Xi Jinping stał się symbolem Chin ostatniej dekady i niemalże nowym Mao – jest dzięki temu także symbolem epidemii COVID-19
Po pierwszych pięciu latach sprawowania władzy przez Xi Jinpinga pojawiły się pierwsze symptomy nowego kultu jednostki. Sam przewodniczący zapisał się w popkulturze walką ze wszelkimi przejawami przyrównywania go do Kubusia Puchatka.
Byłoby to całkiem zabawne, gdybyśmy nie mówili o potężnym autorytarnym reżimie kontrolującym obywateli w sposób nigdzie indziej niespotykany. Tymczasem usłużność chociażby zachodnich mediów i korporacji, swoisty wyścig o to kto przeprosi Chiny jako pierwszy, czyni całą sprawę wręcz przerażającą.

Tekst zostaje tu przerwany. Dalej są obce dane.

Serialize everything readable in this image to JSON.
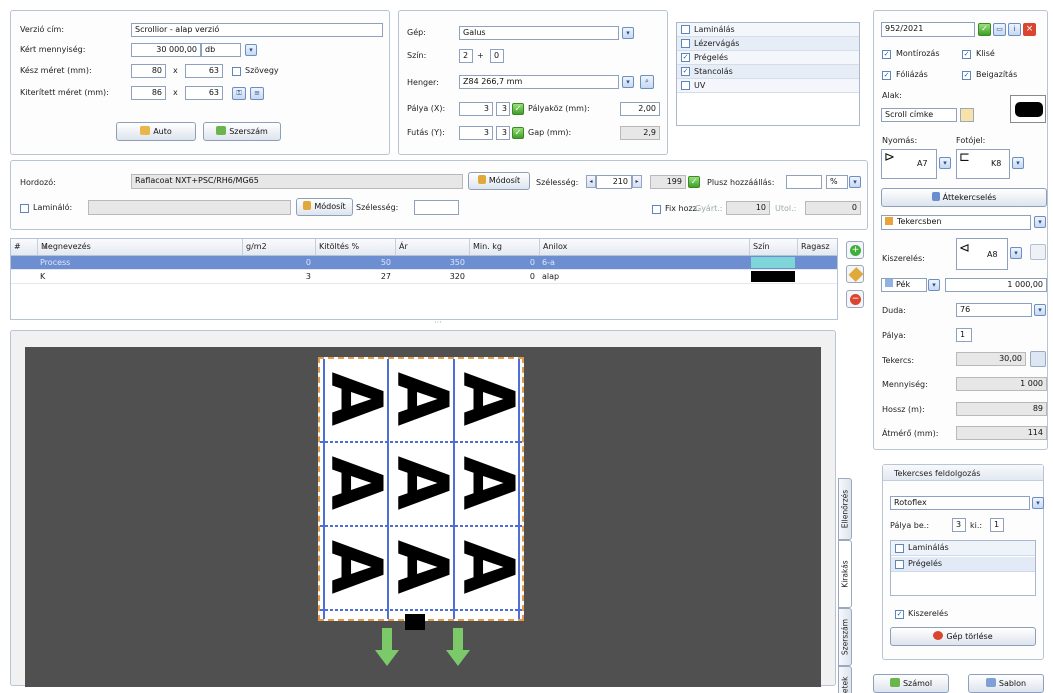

To Xi Jinping stanowi dzisiaj twarz Chińskiej Republiki Ludowej – tak samo jak chociażby Władimir Putin stał się symbolem współczesnego państwa rosyjskiego. Dotyczy to także wszystkiego, co w chińskim systemie złe. Niewątpliwie sposób postępowania Chin przy epidemii koronawirusa śmiało możemy określić jako coś złego. Za typowo komunistyczną awersję do informowania obywateli i świata o swoich błędach i zaniechaniach zapłaciły już najwyższą cenę tysiące ludzi na całym świecie.
Xi Jinping odpowiada także pośrednio za erozję autorytetu Światowej Organizacji Zdrowia. Podporządkowane sobie WHO z pewnością było posunięciem opłacalnym dla Chin. Niestety, to jak bardzo ważna jest apolityczność tego typu organizacji stało się oczywiste akurat w trakcie pandemii koronawirusa.
Także cynizm z jakim Chiny rozgrywają całą epidemię dla własnych długofalowych korzyści, i jak odciągają gniew światowej opinii publicznej od siebie, zasługuje z jednej strony na krytykę. Z drugiej jednak nie sposób odmówić przewodniczącemu ChRL skuteczności. Pozostaje mieć nadzieję, że w przyszłości zachodni przywódcy będą traktować Chiny z należytą ostrożnością.